O título da exposição também dá nome a um vídeo inédito realizado pela artista em parceria com o Despina e outras colaboradoras. A obra mistura imagens de arquivo da artista em coleções de museus europeus que historicamente saquearam peças das chamadas colônias, o processo de feitura das Mucosas e coreografias coletivas filmadas no jardim da quinta da boa vista que abriga as ruínas do Museu Nacional. A contraposição das imagens de um museu intacto e impune pelos seus crimes, ao lado de imagens de corpos que desejam, criam, pulsam e vivem apesar da destruição, reafirmam a potência da frase que abre o filme: “podemos ser mais do que imaginamos ser”.
Esse encontro de tempos, com um artista que trabalhava em bronze duzentos e cinquenta anos antes, com outras pessoas que inspiram a criação, movimenta e nos devolve mais uma vez a sensação de multiplicidade temporal, de finitude e transformação. A temporalidade é espiralada, regida por Exú no meio da encruzilhada, quebrando qualquer forma linear e consecutiva de conceber o tempo.

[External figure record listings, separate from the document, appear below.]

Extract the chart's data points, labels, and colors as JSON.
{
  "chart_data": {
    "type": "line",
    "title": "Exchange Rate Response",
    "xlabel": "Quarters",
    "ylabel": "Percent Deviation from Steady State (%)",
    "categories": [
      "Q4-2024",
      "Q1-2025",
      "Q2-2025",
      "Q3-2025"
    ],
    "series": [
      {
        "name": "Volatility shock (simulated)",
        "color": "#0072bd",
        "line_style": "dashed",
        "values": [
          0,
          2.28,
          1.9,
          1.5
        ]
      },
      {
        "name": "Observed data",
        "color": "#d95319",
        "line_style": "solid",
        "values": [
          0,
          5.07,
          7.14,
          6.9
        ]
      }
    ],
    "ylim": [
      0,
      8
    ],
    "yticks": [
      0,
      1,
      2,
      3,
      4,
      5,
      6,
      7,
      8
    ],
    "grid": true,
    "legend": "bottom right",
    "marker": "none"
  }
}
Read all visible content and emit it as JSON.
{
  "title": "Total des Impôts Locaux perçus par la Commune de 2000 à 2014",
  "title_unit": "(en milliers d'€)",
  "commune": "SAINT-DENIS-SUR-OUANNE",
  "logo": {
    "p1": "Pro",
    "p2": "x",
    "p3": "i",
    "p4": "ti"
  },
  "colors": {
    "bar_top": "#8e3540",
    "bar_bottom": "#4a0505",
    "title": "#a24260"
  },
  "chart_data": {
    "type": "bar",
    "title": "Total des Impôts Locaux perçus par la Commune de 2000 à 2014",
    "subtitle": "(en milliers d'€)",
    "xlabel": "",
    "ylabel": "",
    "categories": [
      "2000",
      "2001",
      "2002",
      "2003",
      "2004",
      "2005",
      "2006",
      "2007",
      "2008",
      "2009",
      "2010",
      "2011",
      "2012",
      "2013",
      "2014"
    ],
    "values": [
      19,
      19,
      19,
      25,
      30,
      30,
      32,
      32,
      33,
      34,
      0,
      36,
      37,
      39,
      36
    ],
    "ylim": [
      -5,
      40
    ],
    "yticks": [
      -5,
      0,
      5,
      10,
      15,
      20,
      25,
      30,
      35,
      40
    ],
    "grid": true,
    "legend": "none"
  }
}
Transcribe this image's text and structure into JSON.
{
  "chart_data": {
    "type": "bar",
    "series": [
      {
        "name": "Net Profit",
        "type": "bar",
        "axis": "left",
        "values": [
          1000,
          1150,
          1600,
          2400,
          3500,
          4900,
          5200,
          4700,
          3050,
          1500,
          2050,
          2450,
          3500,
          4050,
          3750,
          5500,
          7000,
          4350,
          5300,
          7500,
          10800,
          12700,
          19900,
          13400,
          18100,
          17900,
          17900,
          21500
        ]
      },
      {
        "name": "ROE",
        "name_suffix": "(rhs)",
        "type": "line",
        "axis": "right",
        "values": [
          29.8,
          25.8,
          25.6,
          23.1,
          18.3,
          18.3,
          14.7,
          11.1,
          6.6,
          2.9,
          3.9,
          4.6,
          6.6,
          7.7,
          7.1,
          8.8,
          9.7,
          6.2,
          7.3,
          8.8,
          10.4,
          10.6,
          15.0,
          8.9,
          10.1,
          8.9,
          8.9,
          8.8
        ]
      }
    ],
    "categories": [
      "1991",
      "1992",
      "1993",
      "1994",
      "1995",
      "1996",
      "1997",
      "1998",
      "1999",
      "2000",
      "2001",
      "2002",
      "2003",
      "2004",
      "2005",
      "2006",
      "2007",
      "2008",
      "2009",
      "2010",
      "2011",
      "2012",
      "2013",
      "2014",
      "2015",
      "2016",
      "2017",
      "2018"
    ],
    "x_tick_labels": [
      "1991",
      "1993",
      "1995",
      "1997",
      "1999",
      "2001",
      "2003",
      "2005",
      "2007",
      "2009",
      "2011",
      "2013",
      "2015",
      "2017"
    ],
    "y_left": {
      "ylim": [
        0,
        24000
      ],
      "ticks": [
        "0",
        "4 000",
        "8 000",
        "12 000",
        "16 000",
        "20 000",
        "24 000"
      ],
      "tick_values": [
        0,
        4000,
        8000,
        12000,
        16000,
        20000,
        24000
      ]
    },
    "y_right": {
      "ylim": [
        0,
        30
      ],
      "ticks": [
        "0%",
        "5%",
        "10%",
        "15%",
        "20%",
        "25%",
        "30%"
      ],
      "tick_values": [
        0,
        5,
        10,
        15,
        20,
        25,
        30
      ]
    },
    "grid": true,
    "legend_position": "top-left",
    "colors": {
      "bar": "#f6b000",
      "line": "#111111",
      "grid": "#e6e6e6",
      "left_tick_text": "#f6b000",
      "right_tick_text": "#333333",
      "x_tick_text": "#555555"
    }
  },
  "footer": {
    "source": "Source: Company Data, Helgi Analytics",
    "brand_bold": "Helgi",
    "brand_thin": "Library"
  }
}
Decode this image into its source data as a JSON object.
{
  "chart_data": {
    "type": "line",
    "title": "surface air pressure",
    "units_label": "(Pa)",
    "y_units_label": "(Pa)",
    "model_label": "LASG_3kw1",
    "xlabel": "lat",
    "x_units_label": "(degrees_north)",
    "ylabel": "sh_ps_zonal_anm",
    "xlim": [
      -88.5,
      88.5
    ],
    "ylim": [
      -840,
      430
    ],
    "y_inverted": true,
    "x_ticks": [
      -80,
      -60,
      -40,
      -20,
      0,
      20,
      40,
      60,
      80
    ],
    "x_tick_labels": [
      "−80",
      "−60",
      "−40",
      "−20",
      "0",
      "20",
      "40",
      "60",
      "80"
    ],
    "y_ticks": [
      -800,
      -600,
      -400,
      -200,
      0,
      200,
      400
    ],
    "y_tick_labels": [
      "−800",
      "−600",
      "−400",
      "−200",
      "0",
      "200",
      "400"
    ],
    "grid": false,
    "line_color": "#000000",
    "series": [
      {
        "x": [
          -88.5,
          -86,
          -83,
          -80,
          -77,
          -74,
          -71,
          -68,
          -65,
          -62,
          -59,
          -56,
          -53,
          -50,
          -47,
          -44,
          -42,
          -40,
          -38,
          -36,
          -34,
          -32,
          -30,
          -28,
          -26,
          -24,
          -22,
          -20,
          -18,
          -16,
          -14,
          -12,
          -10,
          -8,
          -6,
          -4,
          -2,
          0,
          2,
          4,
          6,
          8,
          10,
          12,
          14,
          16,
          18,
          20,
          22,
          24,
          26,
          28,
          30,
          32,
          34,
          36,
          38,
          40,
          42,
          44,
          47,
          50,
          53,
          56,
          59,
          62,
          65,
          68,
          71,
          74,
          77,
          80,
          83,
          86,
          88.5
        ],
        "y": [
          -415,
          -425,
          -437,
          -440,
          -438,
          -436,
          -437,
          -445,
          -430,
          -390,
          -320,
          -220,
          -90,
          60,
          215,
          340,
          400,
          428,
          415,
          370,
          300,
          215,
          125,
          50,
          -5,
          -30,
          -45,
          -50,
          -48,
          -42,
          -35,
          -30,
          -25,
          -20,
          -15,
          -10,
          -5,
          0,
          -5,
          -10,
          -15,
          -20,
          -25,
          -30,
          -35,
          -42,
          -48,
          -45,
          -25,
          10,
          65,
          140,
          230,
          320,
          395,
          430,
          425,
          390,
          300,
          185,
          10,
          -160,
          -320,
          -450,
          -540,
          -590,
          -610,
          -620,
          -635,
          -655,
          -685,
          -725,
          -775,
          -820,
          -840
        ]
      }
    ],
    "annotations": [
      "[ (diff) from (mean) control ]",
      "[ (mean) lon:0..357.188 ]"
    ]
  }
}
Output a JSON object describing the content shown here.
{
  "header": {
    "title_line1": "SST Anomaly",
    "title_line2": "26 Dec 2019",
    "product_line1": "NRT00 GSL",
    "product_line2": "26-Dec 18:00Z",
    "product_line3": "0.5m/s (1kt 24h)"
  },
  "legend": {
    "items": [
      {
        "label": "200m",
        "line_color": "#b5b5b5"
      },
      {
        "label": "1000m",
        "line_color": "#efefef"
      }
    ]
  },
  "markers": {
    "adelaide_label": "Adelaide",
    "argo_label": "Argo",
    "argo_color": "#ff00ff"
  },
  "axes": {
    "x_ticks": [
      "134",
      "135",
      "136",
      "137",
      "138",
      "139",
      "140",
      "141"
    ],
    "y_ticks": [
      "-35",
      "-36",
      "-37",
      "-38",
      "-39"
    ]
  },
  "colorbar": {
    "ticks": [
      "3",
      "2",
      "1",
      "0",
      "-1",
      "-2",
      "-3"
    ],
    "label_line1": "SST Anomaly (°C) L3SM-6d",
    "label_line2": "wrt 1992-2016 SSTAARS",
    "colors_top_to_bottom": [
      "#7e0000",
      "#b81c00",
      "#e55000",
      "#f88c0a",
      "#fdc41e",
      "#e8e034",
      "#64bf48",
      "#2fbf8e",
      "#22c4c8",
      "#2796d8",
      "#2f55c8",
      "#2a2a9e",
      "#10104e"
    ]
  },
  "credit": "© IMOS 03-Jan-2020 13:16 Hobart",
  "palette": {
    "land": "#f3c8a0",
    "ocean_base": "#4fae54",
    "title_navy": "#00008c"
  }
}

Encontramos nas obras desse jardim coletivo um universo onírico, fantástico, mágico e ainda assim extremamente vivo, terrestre, firmado na realidade. Compreendo aqui, a agência de tudo o que movimenta, como diz o escritor Emanuelle Coccia, “O mundo, deste ponto de vista, é antes de tudo uma realidade vegetal: é um jardim antes de ser um zoológico, e é somente porque é um jardim que podemos ali viver”2
Catarina Duncan
1 ‘Vegetar o pensamento: manifesto e hesitação’, no livro Vozes Vegetais – diversidade. resistências e histórias da floresta. Org. JOANA CABRAL DE OLIVEIRA, MARTA AMOROSO, ANA GABRIELA MORIM DE LIMA, KAREN SHIRATORI, STELIO MARRAS, LAURE EMPERAIRE. p. 12
2 SILVA, Denise Ferreira. Sobre Diferença sem Separabilidade. In: Catálogo da 32º Bienal de São Paulo. São Paulo: Fundação Bienal Internacional de São Paulo, 2016.